Big Sky Brewery has announced that alcohol sales from the 16 concerts raised almost $100,000, and the money will go to various nonprofits around town including Five Valleys Land Trust, which got the majority of the proceeds.
Bjorn Nabozney, a co-founder of Big Sky Brewing Co., said that over the years the events have raised more than $600,000.
“We raised $99,500 this year, pre-tips,” he explained. “And tips are pretty substantial. We had more shows this summer than we’ve ever had. It’s very lucrative for community projects.”
Every year, the company goes through a selection process for nonprofits that are looking to do a physical project.
“This past summer it was focused on building trails around Missoula,” he said. “We worked with Five Valleys Land Trust and Mountain Bike Missoula, they were the primary go-to nonprofits this year for us.”
Five Valleys Land Trust will use $44,000 of the money for its Mount Dean Stone project, a multi-phase initiative that will create a complex of connected and conserved land between Pattee and Miller creeks from town to the Forest Service lands in the northern Sapphire Range.
“It’s a huge opportunity to expand access to trails and outdoor recreation while also protecting critical wildlife habitat,” said FVLT philanthropy director Whitney Schwab. “It’s a critical linchpin of conserved lands.”
Mountain Bike Missoula will use the money to expand the public mountain bike trail system near Marshall Mountain.
Nabozney said state law requires Big Sky to sell the beer to a caterer, The Badlander, which then donates a portion of the proceeds.
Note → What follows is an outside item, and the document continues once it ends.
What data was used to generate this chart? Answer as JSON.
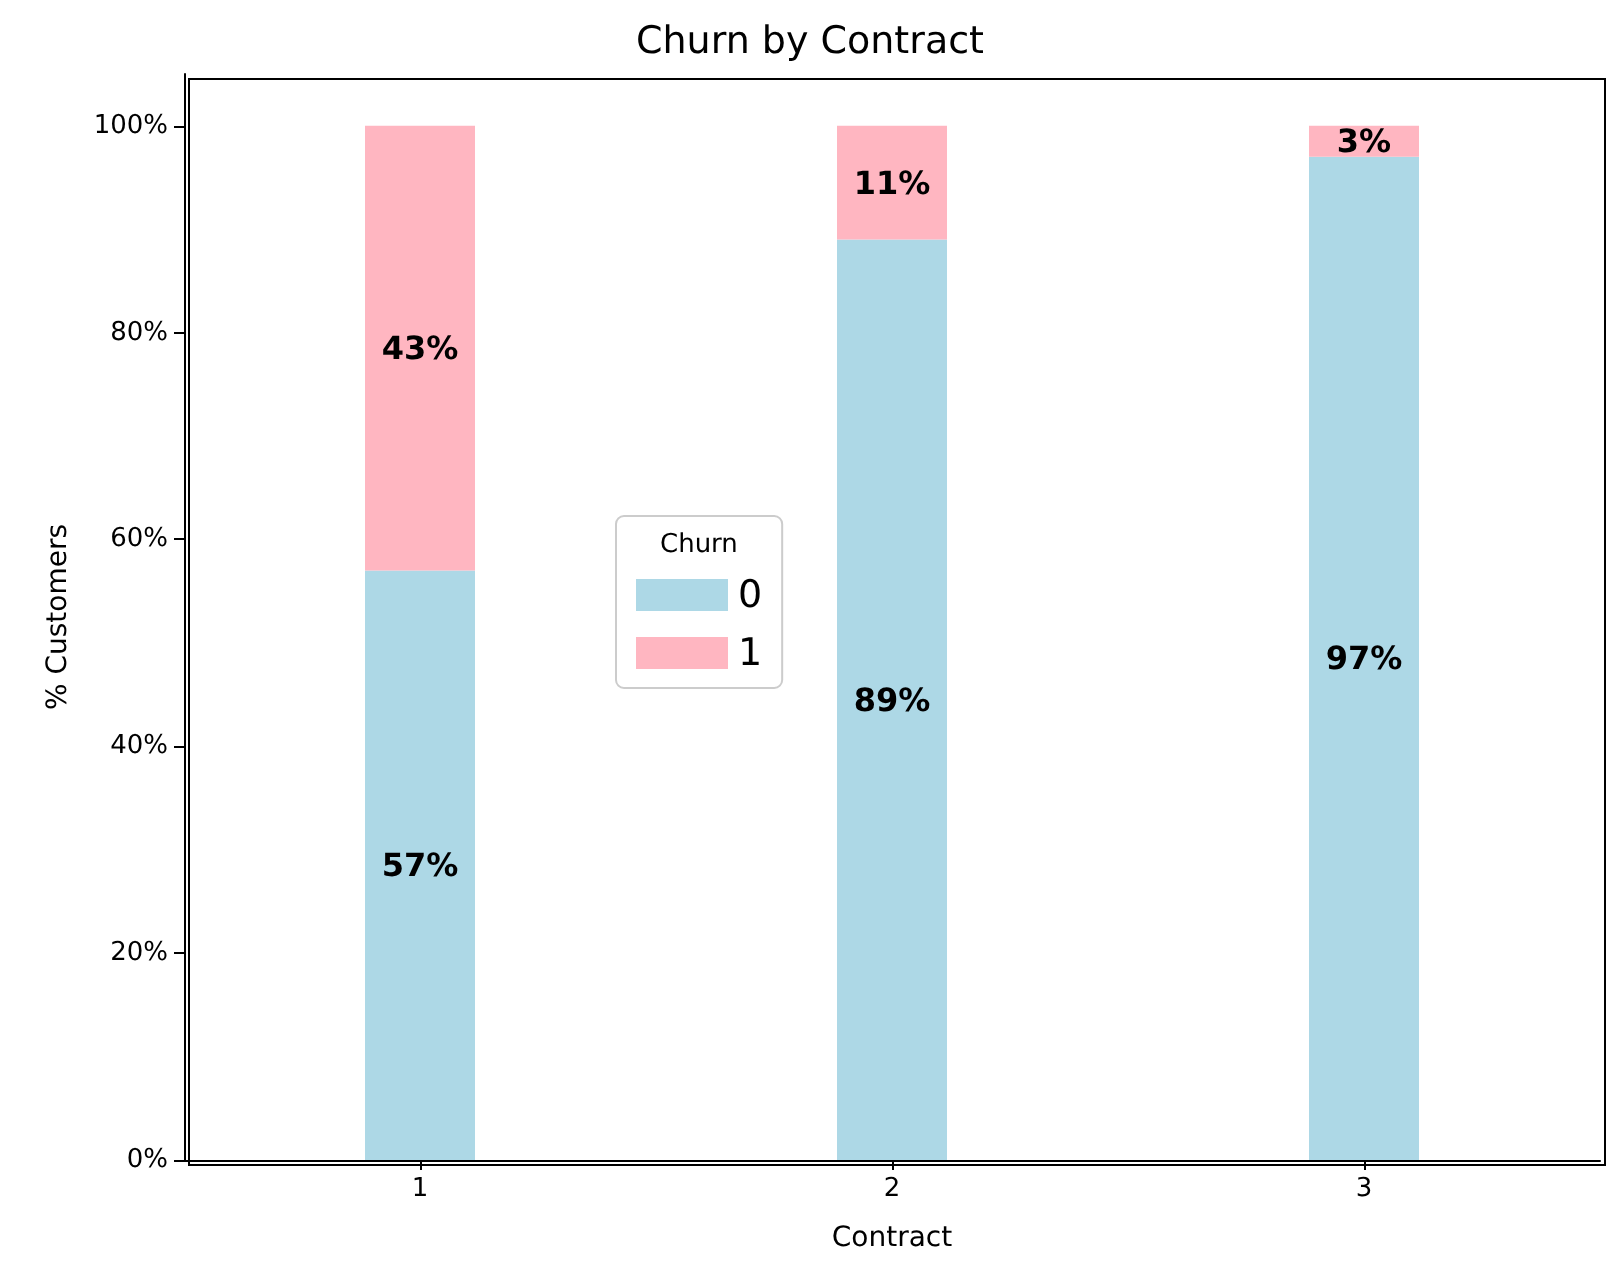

Each nonprofit is allowed to recruit volunteers to pour beer in exchange for a free ticket to the show.
“The way look at it, we’re giving back to the community, which is really fun,” he said. “We’ve supported I Ride For Tanner, the Missoula Historical Museum, Brennan’s Wave, Mobash Skate Park."
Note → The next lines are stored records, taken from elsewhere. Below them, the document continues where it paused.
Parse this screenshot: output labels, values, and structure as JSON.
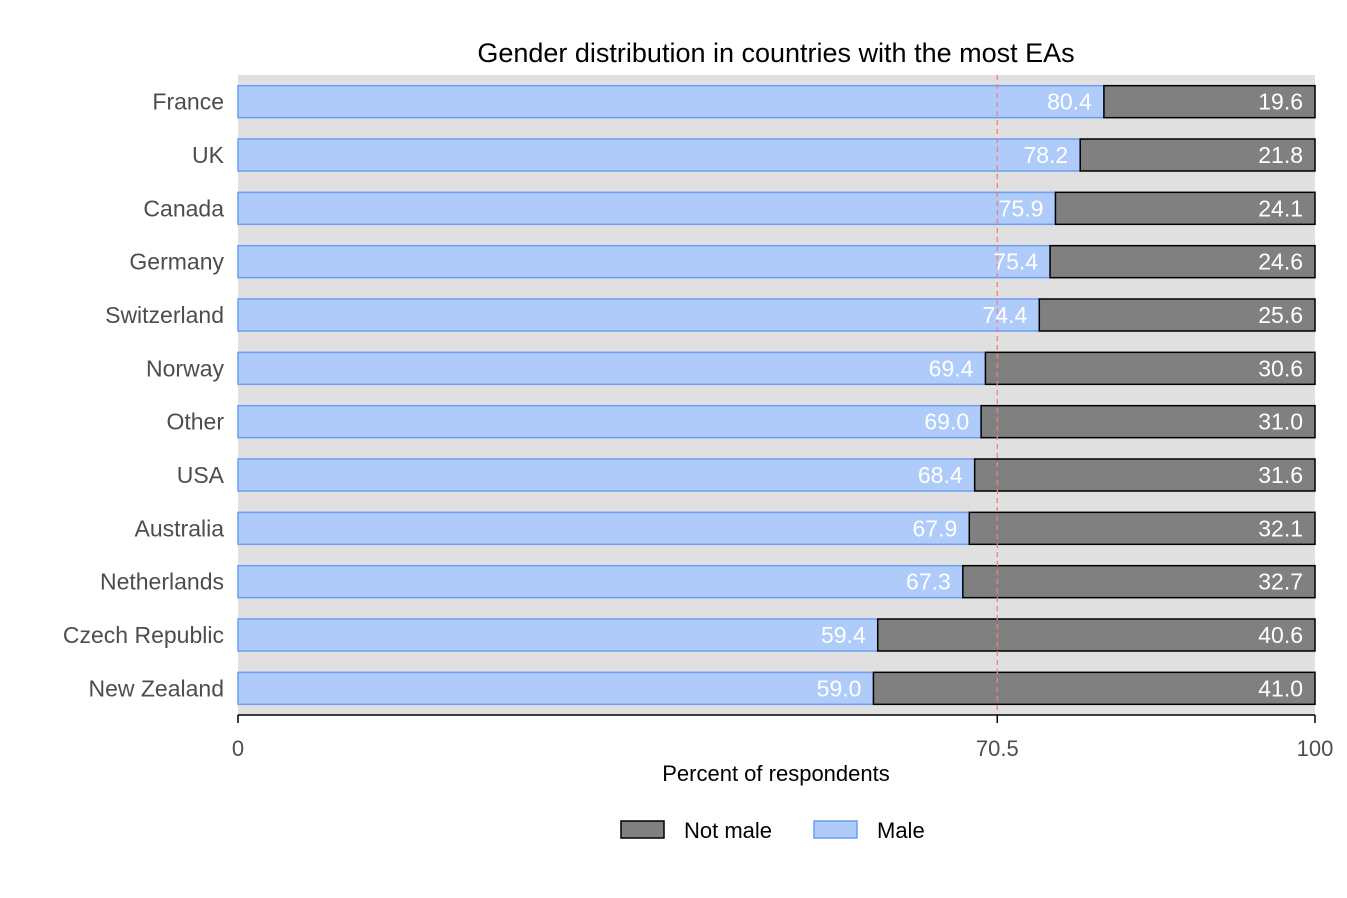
{
  "chart_data": {
    "type": "bar",
    "orientation": "horizontal",
    "stacked": true,
    "title": "Gender distribution in countries with the most EAs",
    "xlabel": "Percent of respondents",
    "ylabel": "",
    "xlim": [
      0,
      100
    ],
    "xticks": [
      0,
      70.5,
      100
    ],
    "xtick_labels": [
      "0",
      "70.5",
      "100"
    ],
    "reference_line": {
      "value": 70.5,
      "style": "dashed",
      "color": "#f08080"
    },
    "categories": [
      "France",
      "UK",
      "Canada",
      "Germany",
      "Switzerland",
      "Norway",
      "Other",
      "USA",
      "Australia",
      "Netherlands",
      "Czech Republic",
      "New Zealand"
    ],
    "series": [
      {
        "name": "Male",
        "color": "#aecbfa",
        "stroke": "#6f9ef0",
        "values": [
          80.4,
          78.2,
          75.9,
          75.4,
          74.4,
          69.4,
          69.0,
          68.4,
          67.9,
          67.3,
          59.4,
          59.0
        ],
        "labels": [
          "80.4",
          "78.2",
          "75.9",
          "75.4",
          "74.4",
          "69.4",
          "69.0",
          "68.4",
          "67.9",
          "67.3",
          "59.4",
          "59.0"
        ]
      },
      {
        "name": "Not male",
        "color": "#808080",
        "stroke": "#000000",
        "values": [
          19.6,
          21.8,
          24.1,
          24.6,
          25.6,
          30.6,
          31.0,
          31.6,
          32.1,
          32.7,
          40.6,
          41.0
        ],
        "labels": [
          "19.6",
          "21.8",
          "24.1",
          "24.6",
          "25.6",
          "30.6",
          "31.0",
          "31.6",
          "32.1",
          "32.7",
          "40.6",
          "41.0"
        ]
      }
    ],
    "legend": {
      "position": "bottom",
      "entries": [
        "Not male",
        "Male"
      ]
    },
    "grid": false,
    "panel_background": "#e0e0e0"
  }
}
Schwab said that more than 100 people volunteered for FVLT this summer.
“It’s phenomenal what Big Sky is doing,” she said. “What speaks to me so deeply is the true philanthropic leadership in our community. For a business to do that, it’s huge. We’ve got tons of generous businesses here, so it’s not just (Big Sky), but they’ve really taken the opportunity to be leaders.”
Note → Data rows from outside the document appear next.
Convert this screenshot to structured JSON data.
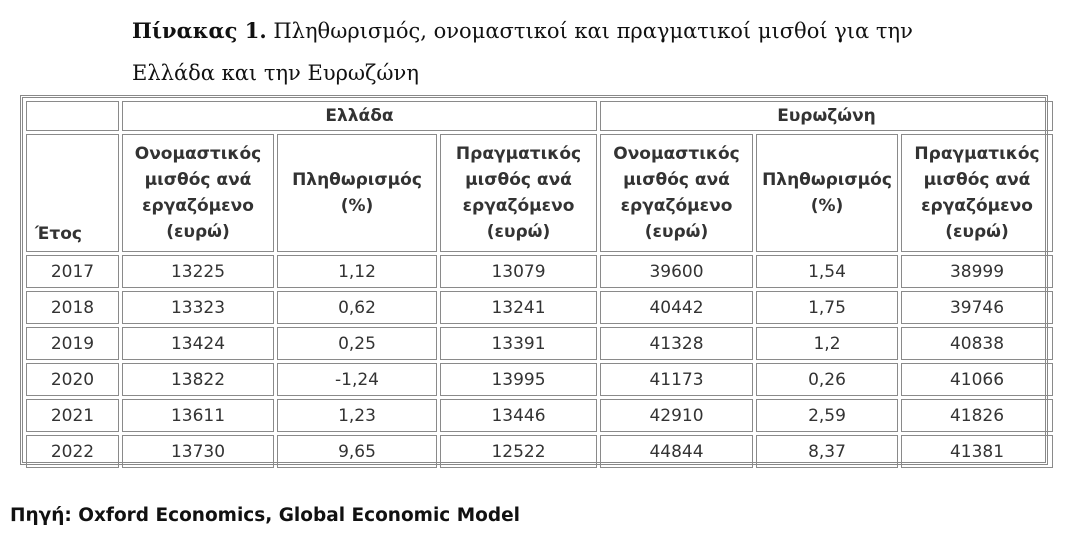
{
  "caption": {
    "label": "Πίνακας 1.",
    "text": "Πληθωρισμός, ονομαστικοί και πραγματικοί μισθοί για την Ελλάδα και την Ευρωζώνη"
  },
  "table": {
    "group_headers": [
      "Ελλάδα",
      "Ευρωζώνη"
    ],
    "columns": [
      [
        "Έτος"
      ],
      [
        "Ονομαστικός",
        "μισθός ανά",
        "εργαζόμενο",
        "(ευρώ)"
      ],
      [
        "Πληθωρισμός",
        "(%)"
      ],
      [
        "Πραγματικός",
        "μισθός ανά",
        "εργαζόμενο",
        "(ευρώ)"
      ],
      [
        "Ονομαστικός",
        "μισθός ανά",
        "εργαζόμενο",
        "(ευρώ)"
      ],
      [
        "Πληθωρισμός",
        "(%)"
      ],
      [
        "Πραγματικός",
        "μισθός ανά",
        "εργαζόμενο",
        "(ευρώ)"
      ]
    ],
    "rows": [
      [
        "2017",
        "13225",
        "1,12",
        "13079",
        "39600",
        "1,54",
        "38999"
      ],
      [
        "2018",
        "13323",
        "0,62",
        "13241",
        "40442",
        "1,75",
        "39746"
      ],
      [
        "2019",
        "13424",
        "0,25",
        "13391",
        "41328",
        "1,2",
        "40838"
      ],
      [
        "2020",
        "13822",
        "-1,24",
        "13995",
        "41173",
        "0,26",
        "41066"
      ],
      [
        "2021",
        "13611",
        "1,23",
        "13446",
        "42910",
        "2,59",
        "41826"
      ],
      [
        "2022",
        "13730",
        "9,65",
        "12522",
        "44844",
        "8,37",
        "41381"
      ]
    ]
  },
  "source": "Πηγή: Oxford Economics, Global Economic Model"
}
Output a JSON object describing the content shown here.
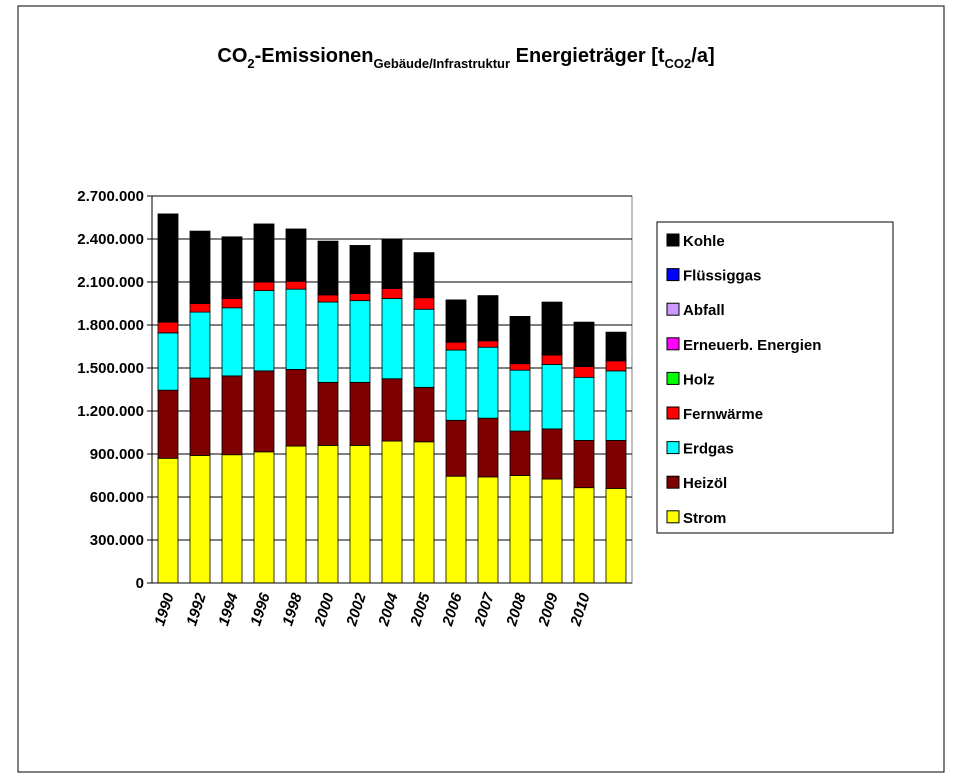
{
  "chart_data": {
    "type": "stacked_bar",
    "title": [
      {
        "text": "CO"
      },
      {
        "text": "2",
        "sub": true
      },
      {
        "text": "-Emissionen"
      },
      {
        "text": "Gebäude/Infrastruktur",
        "sub": true
      },
      {
        "text": " Energieträger [t"
      },
      {
        "text": "CO2",
        "sub": true
      },
      {
        "text": "/a]"
      }
    ],
    "categories": [
      "1990",
      "1992",
      "1994",
      "1996",
      "1998",
      "2000",
      "2002",
      "2004",
      "2005",
      "2006",
      "2007",
      "2008",
      "2009",
      "2010",
      null
    ],
    "series": [
      {
        "name": "Strom",
        "color": "#ffff00",
        "values": [
          870000,
          890000,
          895000,
          915000,
          955000,
          960000,
          960000,
          990000,
          985000,
          745000,
          740000,
          750000,
          725000,
          665000,
          660000
        ]
      },
      {
        "name": "Heizöl",
        "color": "#800000",
        "values": [
          475000,
          540000,
          550000,
          565000,
          535000,
          440000,
          440000,
          435000,
          380000,
          390000,
          410000,
          310000,
          350000,
          330000,
          335000
        ]
      },
      {
        "name": "Erdgas",
        "color": "#00ffff",
        "values": [
          400000,
          460000,
          475000,
          560000,
          560000,
          560000,
          570000,
          560000,
          545000,
          490000,
          495000,
          425000,
          450000,
          440000,
          485000
        ]
      },
      {
        "name": "Fernwärme",
        "color": "#ff0000",
        "values": [
          75000,
          60000,
          65000,
          60000,
          55000,
          50000,
          50000,
          70000,
          80000,
          55000,
          45000,
          45000,
          65000,
          75000,
          70000
        ]
      },
      {
        "name": "Holz",
        "color": "#00ff00",
        "values": [
          5000,
          5000,
          5000,
          5000,
          5000,
          5000,
          5000,
          5000,
          5000,
          5000,
          5000,
          5000,
          5000,
          5000,
          5000
        ]
      },
      {
        "name": "Erneuerb. Energien",
        "color": "#ff00ff",
        "values": [
          3000,
          3000,
          3000,
          3000,
          3000,
          3000,
          3000,
          3000,
          3000,
          3000,
          3000,
          3000,
          3000,
          3000,
          3000
        ]
      },
      {
        "name": "Abfall",
        "color": "#cc99ff",
        "values": [
          2000,
          2000,
          2000,
          2000,
          2000,
          2000,
          2000,
          2000,
          2000,
          2000,
          2000,
          2000,
          2000,
          2000,
          2000
        ]
      },
      {
        "name": "Flüssiggas",
        "color": "#0000ff",
        "values": [
          5000,
          5000,
          5000,
          5000,
          5000,
          5000,
          5000,
          5000,
          5000,
          5000,
          5000,
          5000,
          5000,
          5000,
          5000
        ]
      },
      {
        "name": "Kohle",
        "color": "#000000",
        "values": [
          740000,
          490000,
          415000,
          390000,
          350000,
          360000,
          320000,
          330000,
          300000,
          280000,
          300000,
          315000,
          355000,
          295000,
          185000
        ]
      }
    ],
    "ylim": [
      0,
      2700000
    ],
    "yticks": [
      0,
      {
        "value": 300000,
        "label": "300.000"
      },
      {
        "value": 600000,
        "label": "600.000"
      },
      {
        "value": 900000,
        "label": "900.000"
      },
      {
        "value": 1200000,
        "label": "1.200.000"
      },
      {
        "value": 1500000,
        "label": "1.500.000"
      },
      {
        "value": 1800000,
        "label": "1.800.000"
      },
      {
        "value": 2100000,
        "label": "2.100.000"
      },
      {
        "value": 2400000,
        "label": "2.400.000"
      },
      {
        "value": 2700000,
        "label": "2.700.000"
      }
    ],
    "grid": true,
    "legend": "right"
  }
}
Schwab said the Mount Dean Stone project will create a 180-degree arc of public and protected land.
“The south end of town is the fastest-developing end of Missoula and has the least connected trails out people's doors,” she said. “This project is really our generation’s Mount Jumbo. It’s a really significant opportunity and Big Sky been on the forefront of that. Their big passion is contributing to Missoula’s quality of life. Recreation with Dean Stone is huge for both the older generations and the newer generations.”
Big Sky chooses organizations that have an established reputation for getting work done, and he said Five Valleys Land Trust commits all the donated money to the project rather than spending some of it on administrative costs.
“We keep an ear to the ground to see if a physical project is outdoorsy and if it gets people moving and gives them a reason to be outside,” he said. “We caught wind of the Five Valleys deal and thought it’s such a huge benefit to Missoula. We want to be a part of that. It’s a real privilege and real cool to do things like that in our backyard. We’re fortunate to be in a community that’s so accepting of music and we can use music to do some super-cool things in our neighborhoods. And people are donating by drinking beer and listening to music. How cool is that?”